Tout n’est pas toujours simple. Les partenariats sont parfois freinés par :

  • Le manque de temps et de moyens (humains ou financiers)
  • Des différences de culture interne, avec une défiance mutuelle possible
  • La difficulté à accorder visibilité aux deux parties (crainte du “rôle secondaire” pour les associations, volonté de contrôle institutionnel…)

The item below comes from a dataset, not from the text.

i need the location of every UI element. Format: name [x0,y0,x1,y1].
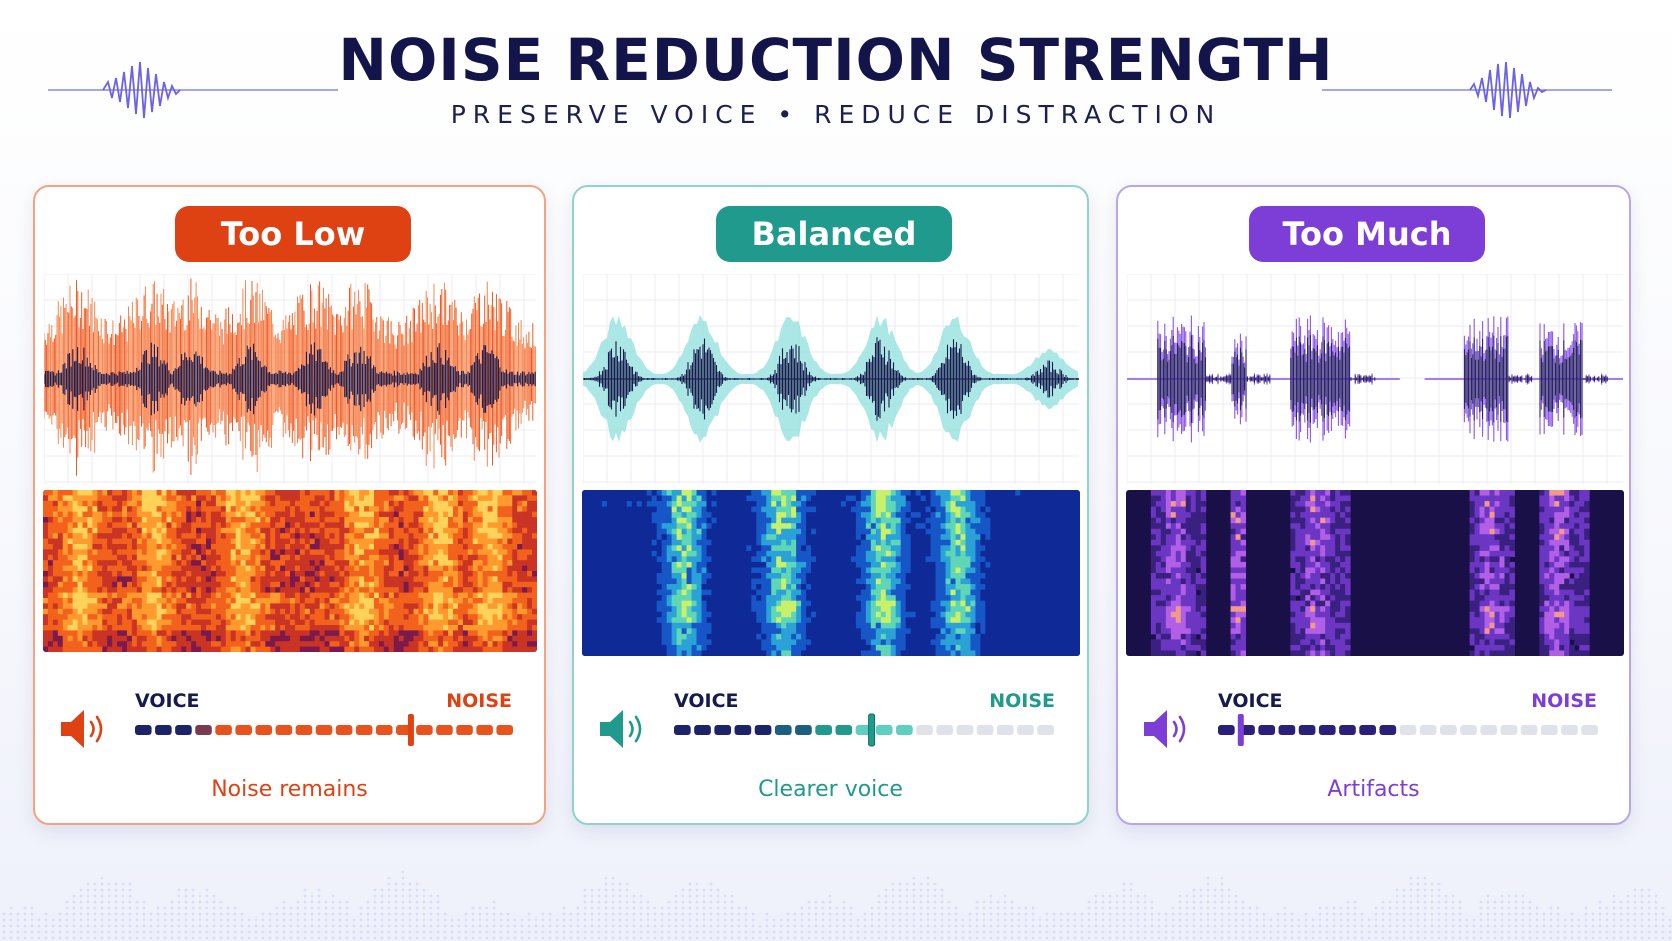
header: NOISE REDUCTION STRENGTH PRESERVE VOICE … [0,0,1672,150]
noise-label: NOISE [446,690,512,712]
voice-label: VOICE [674,690,739,712]
page-subtitle: PRESERVE VOICE • REDUCE DISTRACTION [450,100,1222,129]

Mais les solutions existent. Elles passent par :

  • La formation des acteurs à la démarche collaborative. Les ARS et réseaux associatifs proposent des modules spécifiques (ex: formation “Communiquer avec/pour les patients, pas seulement sur eux”, Union Régionale des Professionnels de Santé, 2023).
  • La reconnaissance officielle de ces démarches dans les critères de qualité HAS (indicateurs patient partenaires, implication d’usagers en CME…)
  • La montée en puissance d’outils numériques pour co-produire, relayer et valoriser.

La communication santé ne se pense plus seul

Au cœur des enjeux contemporains, le partenariat entre associations et établissements trace la voie d’une communication santé plus humaine, plus efficiente, plus innovante. Il permet à chaque structure, quelle que soit sa taille, de gagner en impact sans sacrifier ni la rigueur ni l’écoute. Dans un monde saturé d’informations, le collectif s’impose : c’est ensemble que la confiance renaît, que les messages sont entendus, que la santé publique se construit — pas à pas, projet après projet.

Faire vivre ce partenariat, c’est oser réinventer nos pratiques et faire évoluer la communication santé du XXe au XXIe siècle. À chacun d’oser la rencontre : l’intelligence collective, ça se construit.